Serving dishes and utensils

  • Skillet - A large skillet is needed to cook the pork and sauce.
  • Blender - A blender is required to blend the tomatoes and chipotle peppers into a smooth sauce.
  • Spatula - A spatula is helpful for flipping and stirring the ingredients in the skillet.
  • Cover - A cover or lid is needed to cover the skillet while the pork simmers.
  • Serving Platter - A large serving platter is useful for presenting the chilaquiles.
  • Spoon or Tongs - A spoon or tongs can be used to scoop the chilaquiles onto individual plates.
  • Garnish Bowl - A bowl can be used to hold the chopped cilantro and diced avocados for garnishing.

Origin stories

Chilaquiles, such an integral part of Mexican cuisine, are believed to have been born out of frugality, a testament to the ingenuity of cooks in ancient times. The dish, whose name comes from the Nahuatl words "chilli" and "quilitl", meaning "herbs or greens in chili broth", was conceived as a way to make use of stale tortillas. Rather than discarding them, they were fried, bathed in a spicy sauce, and garnished with whatever ingredients were available - perhaps a sprinkle of cheese, a dollop of cream, or a handful of shredded chicken. Today, chilaquiles can be found throughout Mexico and beyond, each region adding its own spin to the classic. Whether enjoyed for breakfast, lunch, or dinner, chilaquiles remain a beloved comfort food, a humble dish with a rich history.

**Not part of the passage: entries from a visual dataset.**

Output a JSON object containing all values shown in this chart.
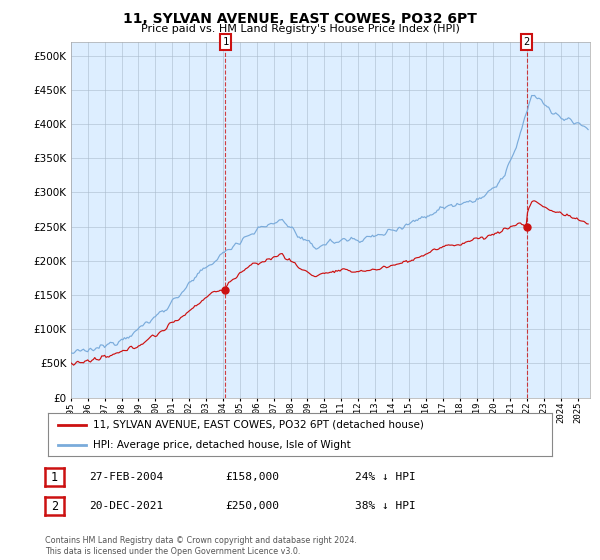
{
  "title": "11, SYLVAN AVENUE, EAST COWES, PO32 6PT",
  "subtitle": "Price paid vs. HM Land Registry's House Price Index (HPI)",
  "legend_line1": "11, SYLVAN AVENUE, EAST COWES, PO32 6PT (detached house)",
  "legend_line2": "HPI: Average price, detached house, Isle of Wight",
  "annotation1_date": "27-FEB-2004",
  "annotation1_price": "£158,000",
  "annotation1_hpi": "24% ↓ HPI",
  "annotation2_date": "20-DEC-2021",
  "annotation2_price": "£250,000",
  "annotation2_hpi": "38% ↓ HPI",
  "footer": "Contains HM Land Registry data © Crown copyright and database right 2024.\nThis data is licensed under the Open Government Licence v3.0.",
  "hpi_color": "#7aabdb",
  "price_color": "#cc1111",
  "annotation_color": "#cc1111",
  "background_color": "#ffffff",
  "chart_bg_color": "#ddeeff",
  "grid_color": "#aabbcc",
  "ylim": [
    0,
    520000
  ],
  "yticks": [
    0,
    50000,
    100000,
    150000,
    200000,
    250000,
    300000,
    350000,
    400000,
    450000,
    500000
  ],
  "sale1_x": 2004.15,
  "sale1_y": 158000,
  "sale2_x": 2021.96,
  "sale2_y": 250000,
  "xmin": 1995,
  "xmax": 2025.7
}
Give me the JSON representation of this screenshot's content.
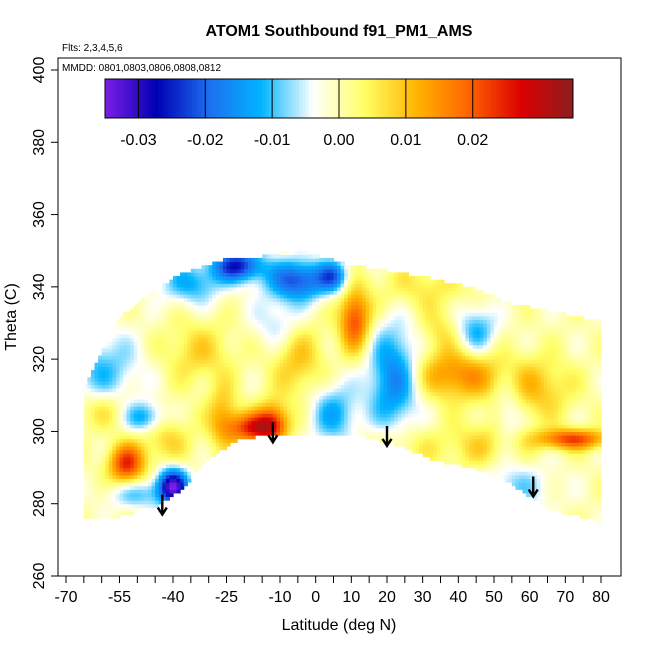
{
  "chart_data": {
    "type": "heatmap",
    "title": "ATOM1 Southbound f91_PM1_AMS",
    "flights_label": "Flts: 2,3,4,5,6",
    "dates_label": "MMDD: 0801,0803,0806,0808,0812",
    "xlabel": "Latitude (deg N)",
    "ylabel": "Theta (C)",
    "xlim": [
      -70,
      80
    ],
    "ylim": [
      260,
      400
    ],
    "x_ticks": [
      -70,
      -55,
      -40,
      -25,
      -10,
      0,
      10,
      20,
      30,
      40,
      50,
      60,
      70,
      80
    ],
    "x_minor_ticks": [
      -65,
      -60,
      -50,
      -45,
      -35,
      -30,
      -20,
      -15,
      -5,
      5,
      15,
      25,
      35,
      45,
      55,
      65,
      75
    ],
    "y_ticks": [
      260,
      280,
      300,
      320,
      340,
      360,
      380,
      400
    ],
    "colorbar": {
      "range": [
        -0.035,
        0.035
      ],
      "ticks": [
        -0.03,
        -0.02,
        -0.01,
        0.0,
        0.01,
        0.02
      ],
      "tick_labels": [
        "-0.03",
        "-0.02",
        "-0.01",
        "0.00",
        "0.01",
        "0.02"
      ],
      "colors": [
        "#7b1fe6",
        "#0000b4",
        "#1e6ef0",
        "#00b4ff",
        "#ffffff",
        "#ffff64",
        "#ffb400",
        "#ff6400",
        "#dc0000",
        "#8c1e1e"
      ]
    },
    "tropopause_arrows": [
      {
        "lat": -43,
        "theta": 277
      },
      {
        "lat": -12,
        "theta": 297
      },
      {
        "lat": 20,
        "theta": 296
      },
      {
        "lat": 61,
        "theta": 282
      }
    ],
    "grid": false,
    "legend": "top (colorbar)"
  }
}
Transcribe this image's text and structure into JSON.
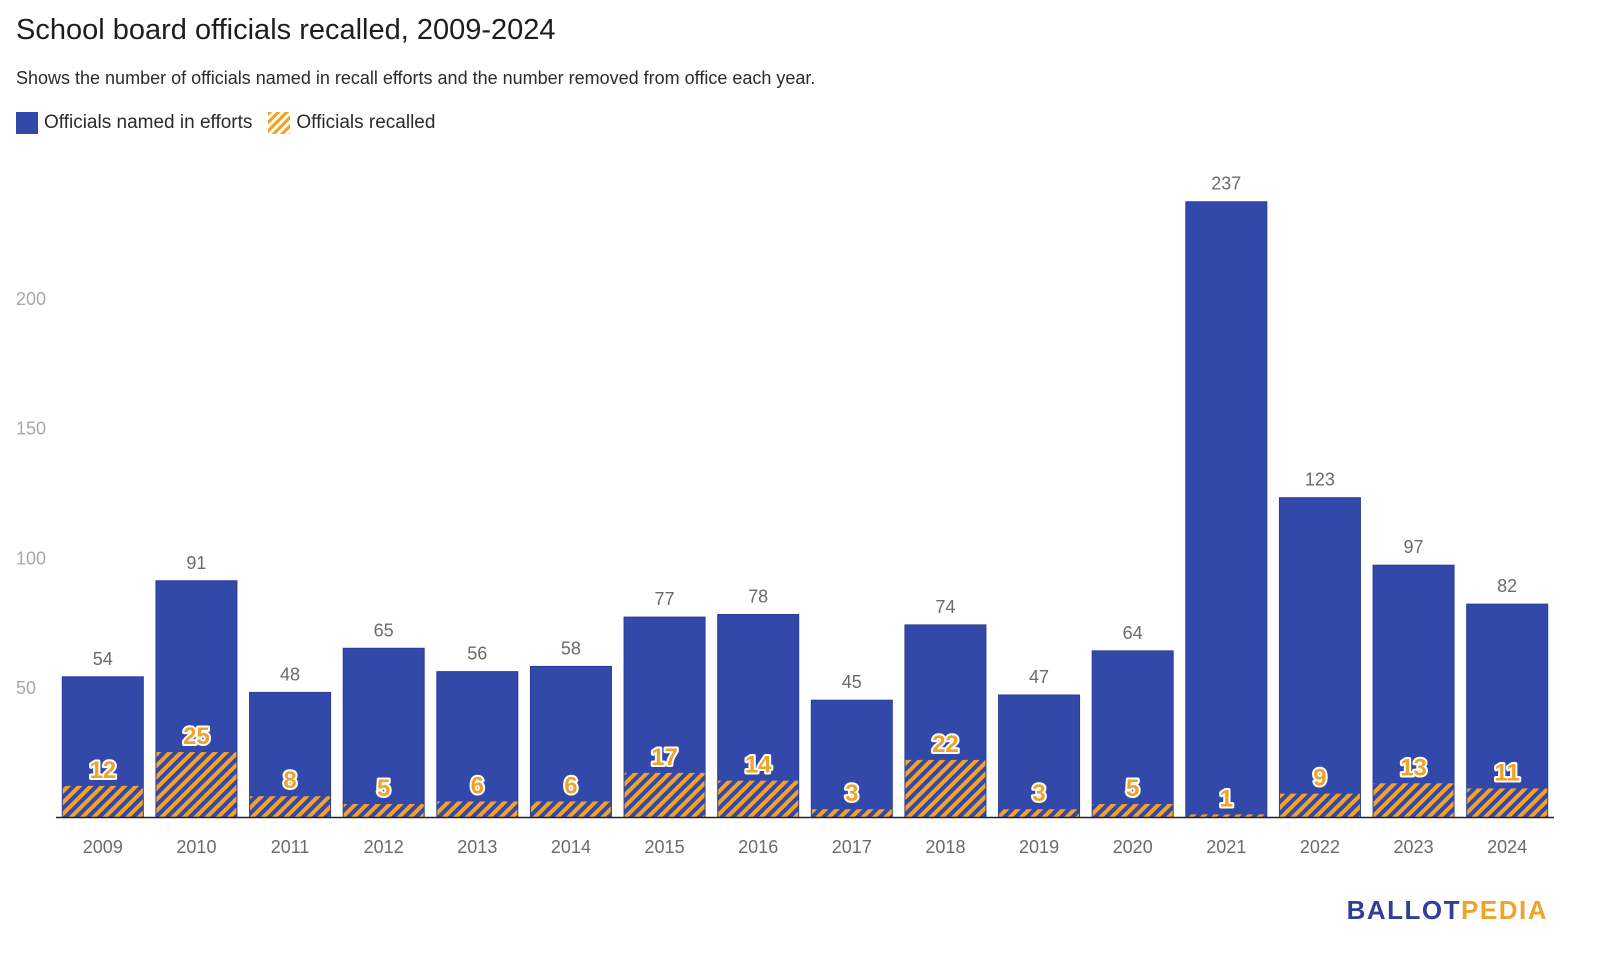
{
  "chart_data": {
    "type": "bar",
    "title": "School board officials recalled, 2009-2024",
    "subtitle": "Shows the number of officials named in recall efforts and the number removed from office each year.",
    "categories": [
      "2009",
      "2010",
      "2011",
      "2012",
      "2013",
      "2014",
      "2015",
      "2016",
      "2017",
      "2018",
      "2019",
      "2020",
      "2021",
      "2022",
      "2023",
      "2024"
    ],
    "series": [
      {
        "name": "Officials named in efforts",
        "color": "#3349a9",
        "values": [
          54,
          91,
          48,
          65,
          56,
          58,
          77,
          78,
          45,
          74,
          47,
          64,
          237,
          123,
          97,
          82
        ]
      },
      {
        "name": "Officials recalled",
        "color": "#f5a227",
        "pattern": "hatched",
        "values": [
          12,
          25,
          8,
          5,
          6,
          6,
          17,
          14,
          3,
          22,
          3,
          5,
          1,
          9,
          13,
          11
        ]
      }
    ],
    "y_ticks": [
      "50",
      "100",
      "150",
      "200"
    ],
    "ylim": [
      0,
      250
    ],
    "xlabel": "",
    "ylabel": "",
    "grid": false,
    "legend": "top-left",
    "overlapping_bars": true
  },
  "brand": {
    "part1": "BALLOT",
    "part2": "PEDIA"
  }
}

Disclaimer: This recipe was not created by humans and we cannot ensure that it will turn out as expected. We do not guarantee or take any liability for the accuracy of this recipe (including steps, ingredients, nutritional information, and all sections on this page). You should check to make sure you are not allergic to any ingredients and take safety precautions while making this. The images on this page are generated by AI and may not accurately represent the result of making this recipe.